George Gray was an engaged citizen as well as a prosperous
businessman. He was active in the YMCA and the library. For more
than 50 years he was an energetic member of the First Presbyterian
Church, serving as an Elder as well as Sunday School Teacher and
Superintendent. He was also a member of the Fostoria Park Board.
In 1914 he was the first vice president of the Ohio Printers Federation.
Much of Fostoria’s social life revolved around the
Gray home which we know today as the Mann-Hare Funeral Home.
By 1932 a nine hole, par three golf course along with
a miniature golf course occupied much of the park. In the midst
of the Great Depression, Gray determined that Fostorians and employees
of Gray Printing in particular would benefit from economical recreation.
There still exist a couple business cards advertising
the opportunity to “Play Golf while in Fostoria at Gray Park Golf
Course - A Sporty Mashie Course - In West Part of City - Route 18.”
Mashie golf required the use of only a single club, the mashie putter.

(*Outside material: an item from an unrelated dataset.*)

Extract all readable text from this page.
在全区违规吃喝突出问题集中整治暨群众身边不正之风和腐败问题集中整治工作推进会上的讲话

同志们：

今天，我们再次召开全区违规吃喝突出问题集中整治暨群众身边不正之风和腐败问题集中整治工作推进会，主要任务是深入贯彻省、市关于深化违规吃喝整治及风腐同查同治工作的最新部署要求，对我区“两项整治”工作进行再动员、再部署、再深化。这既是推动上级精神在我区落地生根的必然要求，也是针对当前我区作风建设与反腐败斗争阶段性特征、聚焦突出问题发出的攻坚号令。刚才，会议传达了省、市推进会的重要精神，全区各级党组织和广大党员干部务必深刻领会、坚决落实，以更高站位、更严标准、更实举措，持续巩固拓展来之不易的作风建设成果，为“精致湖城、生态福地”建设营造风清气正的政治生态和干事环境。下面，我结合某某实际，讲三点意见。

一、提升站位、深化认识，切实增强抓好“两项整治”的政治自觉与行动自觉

In May 1936 green fees for a round of sporty mashie golf were 25
cents.
The course had four holes of 110 years, one of 100
yards, one of 75, two of 55 and one of 50 yards. The first tee was
near the corner formed by the intersection of the Portage and North
Vine. The course skirted the southern edge of the park and followed
the bend of the river to the area where the back of St. Wendelin
HS now sits. The course then wound its way back west and the ninth
green was adjacent to the first tee. The sixth green and seventh
tee were on the other side of the “crick.”
Golf wasn’t the only amenity the park had to offer.
There was also a shuffleboard court and an archery range.
The name Gray remains closely tied to civic improvement.
George M. Gray’s grandson, George A. Gray, also a past president
of Gray Printing, is active in the Mission Possible project at Gray
Park. He is also president of the Fostoria Historical Society and
has served as vice president for the local Habitat for Humanity.
The Fostoria Ladies Garden Club hopes that their work
will come to full bloom by the time the Great Ohio Bicycle Adventure
comes to town and Fostoria celebrates the Glass Heritage Festival.
When we drive past the library, City Building, mid-block or the
cemetery, we can appreciate their efforts to make Fostoria a brighter
place to live.
And when we go down Vine St. we can appreciate both
the dedication of the Garden Club as well as the spirit of civic
pride and improvement that Gray Park represents.
The memory of George M. Gray and his belief in Fostoria’s
future can serve as a reminder to us to do what we can to leave
a better Fostoria to those that follow us.